The Indian Army arrives in France
100 years ago today, the first Indian Army troops had landed in France and would soon be thrown into the fighting on the Western Front. They had arrived in Marseilles dressed in khaki drill uniforms – clothing not suited to the European climate. They wouldn’t be equipped with standard British Army battledress until the end of 1914.
Perhaps within that context, it’s no great surprise that the Indian soldiers were only issued the Lee Enfield rifle – the standard British Army infantry weapon – once they’d arrived in the Ypres Salient.
The Indian troops fought at Wytschaete and Messines, Neuve Chapelle, Festubert and Givenchy. They suffered terribly in the cold and muddy conditions. The Germans also attempted to take advantage of their relative inexperience, sometimes falsely flying white flags to make the Indian soldiers believe they were surrendering. This led to a command being issued that all white flags should be fired upon. Eventually, conditions became so bad that a retreat was ordered. At the same time, the Germans fired a mine they had dug beneath the Indian positions. An entire company – 200 men – were lost without trace.

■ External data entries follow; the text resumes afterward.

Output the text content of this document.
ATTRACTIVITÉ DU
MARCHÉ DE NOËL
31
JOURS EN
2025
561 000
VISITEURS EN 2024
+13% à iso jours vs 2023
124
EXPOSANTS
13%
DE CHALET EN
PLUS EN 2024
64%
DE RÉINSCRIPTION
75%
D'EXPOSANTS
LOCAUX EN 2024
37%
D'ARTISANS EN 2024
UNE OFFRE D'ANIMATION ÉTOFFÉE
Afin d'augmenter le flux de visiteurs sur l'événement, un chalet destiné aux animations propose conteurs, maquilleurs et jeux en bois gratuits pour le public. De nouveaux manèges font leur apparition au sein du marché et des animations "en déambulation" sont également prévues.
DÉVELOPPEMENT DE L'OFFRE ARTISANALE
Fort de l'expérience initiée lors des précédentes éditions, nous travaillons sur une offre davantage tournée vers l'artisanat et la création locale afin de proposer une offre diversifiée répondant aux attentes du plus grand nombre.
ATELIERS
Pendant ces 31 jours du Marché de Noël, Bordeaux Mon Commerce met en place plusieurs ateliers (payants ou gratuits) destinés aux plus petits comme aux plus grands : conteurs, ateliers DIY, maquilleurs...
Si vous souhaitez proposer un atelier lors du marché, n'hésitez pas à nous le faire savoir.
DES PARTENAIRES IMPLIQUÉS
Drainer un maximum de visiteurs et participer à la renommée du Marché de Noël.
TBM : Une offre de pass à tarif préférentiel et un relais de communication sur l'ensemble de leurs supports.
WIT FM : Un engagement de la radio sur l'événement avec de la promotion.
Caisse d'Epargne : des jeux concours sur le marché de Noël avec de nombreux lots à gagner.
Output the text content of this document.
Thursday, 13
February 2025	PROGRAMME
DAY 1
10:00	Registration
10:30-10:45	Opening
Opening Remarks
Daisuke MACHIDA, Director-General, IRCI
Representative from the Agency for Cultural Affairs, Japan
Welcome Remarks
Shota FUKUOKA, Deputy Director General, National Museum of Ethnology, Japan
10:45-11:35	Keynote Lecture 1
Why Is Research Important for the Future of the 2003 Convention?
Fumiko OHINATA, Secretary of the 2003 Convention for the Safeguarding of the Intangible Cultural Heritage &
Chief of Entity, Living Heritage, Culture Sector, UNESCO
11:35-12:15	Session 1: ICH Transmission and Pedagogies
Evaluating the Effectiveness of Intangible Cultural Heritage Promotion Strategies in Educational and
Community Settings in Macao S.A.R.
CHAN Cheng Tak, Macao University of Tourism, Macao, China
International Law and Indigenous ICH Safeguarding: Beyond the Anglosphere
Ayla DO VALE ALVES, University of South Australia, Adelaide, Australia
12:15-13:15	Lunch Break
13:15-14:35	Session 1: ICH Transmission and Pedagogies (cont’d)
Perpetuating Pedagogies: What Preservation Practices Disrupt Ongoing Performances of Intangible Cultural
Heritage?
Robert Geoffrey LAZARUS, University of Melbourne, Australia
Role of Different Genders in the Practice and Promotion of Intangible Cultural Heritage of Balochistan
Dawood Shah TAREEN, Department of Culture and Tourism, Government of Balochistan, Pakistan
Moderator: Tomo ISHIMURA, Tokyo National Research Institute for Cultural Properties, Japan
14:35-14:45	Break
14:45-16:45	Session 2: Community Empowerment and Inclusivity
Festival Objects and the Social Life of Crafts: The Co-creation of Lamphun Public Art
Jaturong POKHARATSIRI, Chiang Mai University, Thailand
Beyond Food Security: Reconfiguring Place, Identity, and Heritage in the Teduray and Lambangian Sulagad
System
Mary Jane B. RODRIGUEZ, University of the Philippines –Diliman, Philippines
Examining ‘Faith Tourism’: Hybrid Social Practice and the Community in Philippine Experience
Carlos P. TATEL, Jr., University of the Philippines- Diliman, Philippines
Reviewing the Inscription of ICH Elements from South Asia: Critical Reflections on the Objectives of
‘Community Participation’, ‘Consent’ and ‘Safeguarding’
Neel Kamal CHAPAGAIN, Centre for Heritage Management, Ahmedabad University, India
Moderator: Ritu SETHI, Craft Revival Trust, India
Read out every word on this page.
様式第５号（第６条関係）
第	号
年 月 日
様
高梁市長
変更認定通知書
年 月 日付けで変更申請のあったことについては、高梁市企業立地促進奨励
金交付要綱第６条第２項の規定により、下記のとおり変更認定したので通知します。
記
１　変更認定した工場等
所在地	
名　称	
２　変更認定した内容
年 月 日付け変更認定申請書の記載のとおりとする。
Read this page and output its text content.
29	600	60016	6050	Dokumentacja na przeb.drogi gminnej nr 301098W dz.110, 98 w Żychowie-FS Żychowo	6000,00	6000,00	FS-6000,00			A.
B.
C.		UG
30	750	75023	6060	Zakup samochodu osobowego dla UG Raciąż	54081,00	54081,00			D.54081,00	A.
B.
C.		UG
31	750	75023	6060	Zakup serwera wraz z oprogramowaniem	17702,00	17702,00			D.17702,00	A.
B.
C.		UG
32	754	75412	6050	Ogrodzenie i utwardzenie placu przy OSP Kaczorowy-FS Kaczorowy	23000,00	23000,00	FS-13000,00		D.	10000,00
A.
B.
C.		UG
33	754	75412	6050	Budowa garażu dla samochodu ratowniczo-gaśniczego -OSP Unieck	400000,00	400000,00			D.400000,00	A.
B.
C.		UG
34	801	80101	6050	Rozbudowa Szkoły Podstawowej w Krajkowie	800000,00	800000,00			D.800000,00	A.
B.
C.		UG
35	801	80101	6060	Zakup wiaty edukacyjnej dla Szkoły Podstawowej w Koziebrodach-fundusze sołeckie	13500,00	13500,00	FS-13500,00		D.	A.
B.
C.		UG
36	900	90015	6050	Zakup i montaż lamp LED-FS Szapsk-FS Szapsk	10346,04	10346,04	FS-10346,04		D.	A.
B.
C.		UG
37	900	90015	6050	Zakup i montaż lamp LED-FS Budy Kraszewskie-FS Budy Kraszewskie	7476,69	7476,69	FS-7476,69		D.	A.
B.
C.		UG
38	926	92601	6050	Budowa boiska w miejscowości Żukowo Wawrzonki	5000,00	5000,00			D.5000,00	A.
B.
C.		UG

In just a matter of weeks, the Indian troops had lost well over 2,000 men killed, along with numerous casualties.
The Indian soldiers continued to fight bravely on during 1915, with further heavy losses. Morale declined dramatically. Replacement officers did not speak the language of their troops and often had no understanding of the traditional Indian Army culture. Reinforcements to the ranks were also drafted from any regiment and had no cultural affiliation to their new units. The structures the soldiers operated within broke down.
Finally, during the latter months of 1915, the Indian regiments were withdrawn from the Western Front and went on to serve with great distinction in other theatres. Two Indian cavalry brigades did remain, fighting until the end of the war with great bravery.
You will shortly be able to follow the stories of these troops – the National Archives have finished digitising a number of the Indian Army war diaries and we look forward to loading them into Operation War Diary for tagging in the very near future.